Eksklusif Wafda Saifan Lubis: Memaksimalkan Kesempatan dari Musik ke Akting
JAKARTA - Aktor Wafda Saifan Lubis akan kembali menghiasi layar lebar dengan film horror terbarunya berjudul Di Ambang Kematian. Di film ini, Wafda akan berperan sebagai Yoga Dewasa yang nantinya harus melewati banyak teror di dalam rumahnya sendiri karena kesalahan sang ayah yang memilih jalan untuk melakukan pesugihan.
Sudah beberapa kali membintangi film horor tidak membuat Wafda berhenti untuk membuat sesuatu yang baru di setiap filmnya. Ia menjelaskan pendalaman karakter yang ia lakukan untuk membuat perannya semakin nyata dan menyatu dengan penggambaran film tersebut. Demi hal ini, Wafda rela tidak keramas selama proses syuting berlangsung sebagai ide sendiri yang ia berikan.
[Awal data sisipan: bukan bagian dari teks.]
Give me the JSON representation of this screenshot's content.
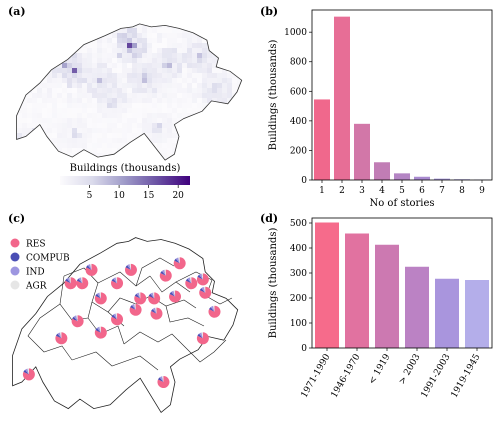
{
  "panels": {
    "a": "(a)",
    "b": "(b)",
    "c": "(c)",
    "d": "(d)"
  },
  "chart_data": [
    {
      "id": "a",
      "type": "heatmap",
      "title": "",
      "colorbar_label": "Buildings (thousands)",
      "colorbar_ticks": [
        "5",
        "10",
        "15",
        "20"
      ],
      "colorbar_range": [
        0,
        22
      ],
      "colormap": [
        "#fcfbfd",
        "#dadaeb",
        "#9e9ac8",
        "#6a51a3",
        "#3f007d"
      ],
      "hotspots": [
        {
          "x": 0.5,
          "y": 0.17,
          "v": 20
        },
        {
          "x": 0.26,
          "y": 0.34,
          "v": 15
        },
        {
          "x": 0.22,
          "y": 0.3,
          "v": 12
        },
        {
          "x": 0.66,
          "y": 0.3,
          "v": 10
        },
        {
          "x": 0.8,
          "y": 0.25,
          "v": 9
        },
        {
          "x": 0.37,
          "y": 0.41,
          "v": 8
        },
        {
          "x": 0.56,
          "y": 0.39,
          "v": 9
        },
        {
          "x": 0.87,
          "y": 0.45,
          "v": 7
        },
        {
          "x": 0.06,
          "y": 0.82,
          "v": 10
        },
        {
          "x": 0.62,
          "y": 0.72,
          "v": 6
        },
        {
          "x": 0.42,
          "y": 0.56,
          "v": 6
        },
        {
          "x": 0.26,
          "y": 0.76,
          "v": 5
        }
      ]
    },
    {
      "id": "b",
      "type": "bar",
      "categories": [
        "1",
        "2",
        "3",
        "4",
        "5",
        "6",
        "7",
        "8",
        "9"
      ],
      "values": [
        545,
        1105,
        380,
        120,
        45,
        22,
        9,
        5,
        3
      ],
      "colors": [
        "#f0688c",
        "#e76e96",
        "#d277a8",
        "#c17db5",
        "#b485c4",
        "#a98ad0",
        "#a392d9",
        "#a69be0",
        "#b4aee9"
      ],
      "xlabel": "No of stories",
      "ylabel": "Buildings (thousands)",
      "ylim": [
        0,
        1150
      ],
      "yticks": [
        0,
        200,
        400,
        600,
        800,
        1000
      ]
    },
    {
      "id": "c",
      "type": "pie",
      "legend": [
        {
          "label": "RES",
          "color": "#f2668b"
        },
        {
          "label": "COMPUB",
          "color": "#4b4fb5"
        },
        {
          "label": "IND",
          "color": "#9d96e0"
        },
        {
          "label": "AGR",
          "color": "#e6e6e6"
        }
      ],
      "pie_shares": [
        0.82,
        0.07,
        0.07,
        0.04
      ],
      "pies": [
        {
          "x": 0.74,
          "y": 0.175
        },
        {
          "x": 0.36,
          "y": 0.21
        },
        {
          "x": 0.53,
          "y": 0.21
        },
        {
          "x": 0.68,
          "y": 0.24
        },
        {
          "x": 0.27,
          "y": 0.28
        },
        {
          "x": 0.32,
          "y": 0.28
        },
        {
          "x": 0.47,
          "y": 0.28
        },
        {
          "x": 0.79,
          "y": 0.28
        },
        {
          "x": 0.84,
          "y": 0.26
        },
        {
          "x": 0.85,
          "y": 0.33
        },
        {
          "x": 0.4,
          "y": 0.36
        },
        {
          "x": 0.57,
          "y": 0.36
        },
        {
          "x": 0.63,
          "y": 0.36
        },
        {
          "x": 0.72,
          "y": 0.35
        },
        {
          "x": 0.55,
          "y": 0.42
        },
        {
          "x": 0.64,
          "y": 0.44
        },
        {
          "x": 0.47,
          "y": 0.47
        },
        {
          "x": 0.89,
          "y": 0.43
        },
        {
          "x": 0.3,
          "y": 0.48
        },
        {
          "x": 0.23,
          "y": 0.57
        },
        {
          "x": 0.4,
          "y": 0.54
        },
        {
          "x": 0.84,
          "y": 0.57
        },
        {
          "x": 0.09,
          "y": 0.76
        },
        {
          "x": 0.67,
          "y": 0.8
        }
      ]
    },
    {
      "id": "d",
      "type": "bar",
      "categories": [
        "1971-1990",
        "1946-1970",
        "< 1919",
        "> 2003",
        "1991-2003",
        "1919-1945"
      ],
      "values": [
        502,
        458,
        413,
        325,
        277,
        272
      ],
      "colors": [
        "#f66b8b",
        "#e172a0",
        "#cc79b1",
        "#bb82c4",
        "#a995dd",
        "#b4aeea"
      ],
      "ylabel": "Buildings (thousands)",
      "ylim": [
        0,
        520
      ],
      "yticks": [
        0,
        100,
        200,
        300,
        400,
        500
      ]
    }
  ]
}
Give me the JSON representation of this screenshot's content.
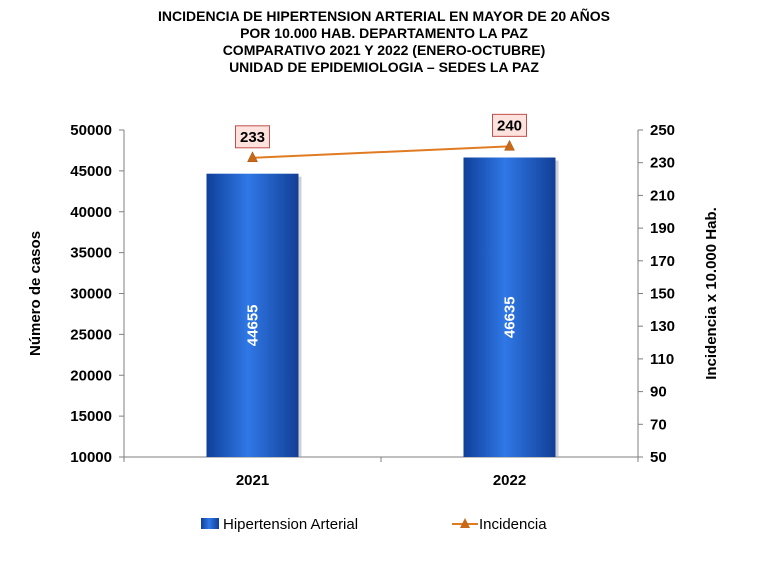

“Terus apa namanya aku mencoba untuk paling tidak ada satu yang aku korbankan untuk minimal mendekati pengorbanan si Yoga ini. Jadi, aku memilih saat itu untuk nggak keramas, karena situasi di rumah itu tuh memang kurang lebih gini nih maksudnya debu, masih kayak dibangun gitu. Karena kan pesugihannya si bapak itu Kandang Bubrah kan waktu itu, yang memang bangun rumah nggak selesai-selesai, jadi ada darah ibu itu nggak pernah dibersihin, yang gitu-gitu dekat dengan apa jorok ya gitu ya,” ujar Wafda Saifan di Tanah Abang, Jakarta Pusat, 4 September lalu.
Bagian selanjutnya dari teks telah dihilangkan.